L’indemnisation ne baissera pas

Elles craignaient la diminution de l’allocation versée lorsqu’elles arrivent au terme d’un contrat (lorsqu’un enfant est scolarisé ou que sa famille déménage, par exemple). Le temps de retrouver de nouveaux employeurs, l’allocation chômage vient compléter les salaires versés par les autres familles et assure le maintien des revenus.

Une victoire des « assmats en colère »

Lors de la présentation de la réforme fin juin, Muriel Pénicaud avait tenu à rassurer les assistantes maternelles du maintien de leur conditions d’indemnisation. Elle l’a confirmé en réponse à ma question ; c’est une victoire incontestable pour le mouvement social des Gilets Roses, qui s’est structuré au printemps, en parallèle des Gilets Jaunes, et qui a rassemblé plusieurs dizaines de milliers d’« assmats en colère » sur les groupes facebook dédiés.

La parution des décrets d’ici quelques jours devrait éclaircir les dernières questions que se posent les assistant·e·s maternel·le·s au sujet de l’ouverture des droits, le rechargement des droits et le nouveau calcul de l’allocation chômage fait sur le salaire mensuel moyen. Ces conditions d’indemnisation concernent également les salarié·e·s des services à la personne, chez les particuliers-employeurs, secteur largement occupé par des femmes et déjà précaire en terme d’horaires et conditions de travail.

J’aime pas : la réforme de l’assurance-chômage des assistantes maternelles

Les assistantes maternelles veulent faire entendre leur opposition à la réforme de l’assurance-chômage. Ce samedi 2 février, elles arboreront des gilets roses pour manifester contre la réforme des modalités du cumul emploi-chômage avec le soutien de FO et de la CGT. Je leur apporte également tout mon soutien.

Pleinement investies dans l’éducation des plus jeunes, leurs conditions d’emplois sont assez particulières : elles cumulent de un à quatre employeurs (les familles, qui leur versent chacune un salaire horaire largement inférieur au SMIC), l’amplitude horaire d’une journée de travail peut être très grande entre le premier enfant accueilli le matin et le dernier reparti le soir. Cette précarité est d’autant plus grande lorsque les fins de contrats surviennent (début de scolarisation, déménagement d’une famille…).

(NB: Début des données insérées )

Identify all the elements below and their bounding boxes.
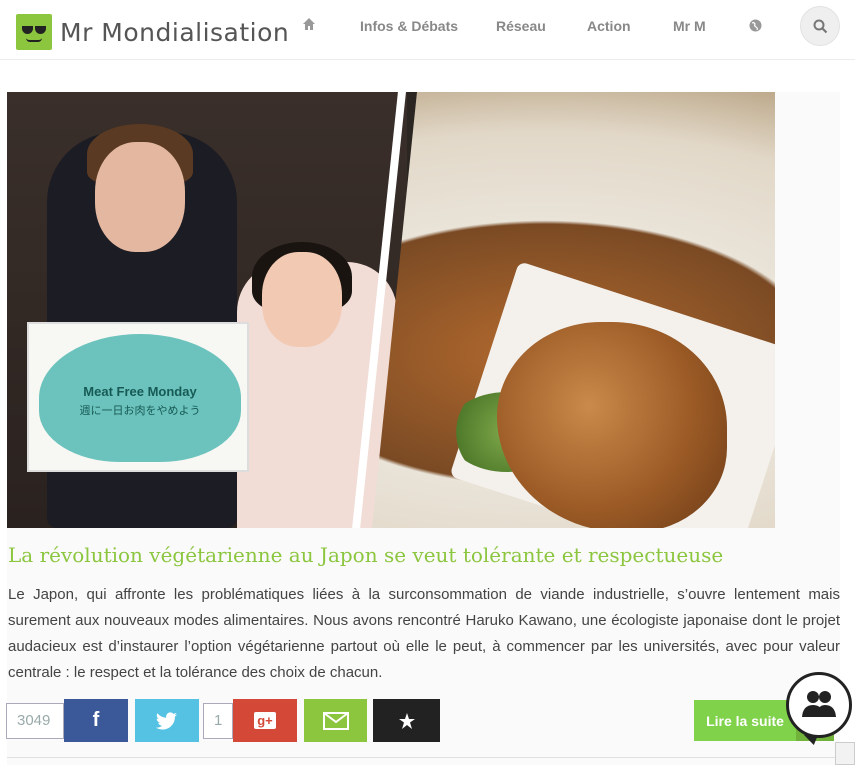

Actuellement, les assistant·e·s maternel·le·s perçoivent une allocation de retour à l’emploi (ARE) qui permet de cumuler les salaires restants et l’allocation chômage correspondant au contrat perdu : 105 000 assistant·e·s – un tiers d’entre-elles et d’entre eux – sont concerné·e·s.

À l’automne, 40 000 « assmat’ » ont signé une pétition d’ampleur appelant à maintenir ce cumul allocation-emploi, craignant une forte baisse de revenus pour les assistant·e·s maternel·le·s en cas de suppression. Le ministère du travail explique qu’il n’a pas prévu de supprimer cette ARE mais appelle à en revoir les modalités « afin d’inciter davantage les personnes à privilégier les revenus d’activité ».

La baisse de revenus n’est pas écartée et la réponse du gouvernement, fondée sur une future ordonnance sur les métiers de la petite enfance entretient un flou inquiétant.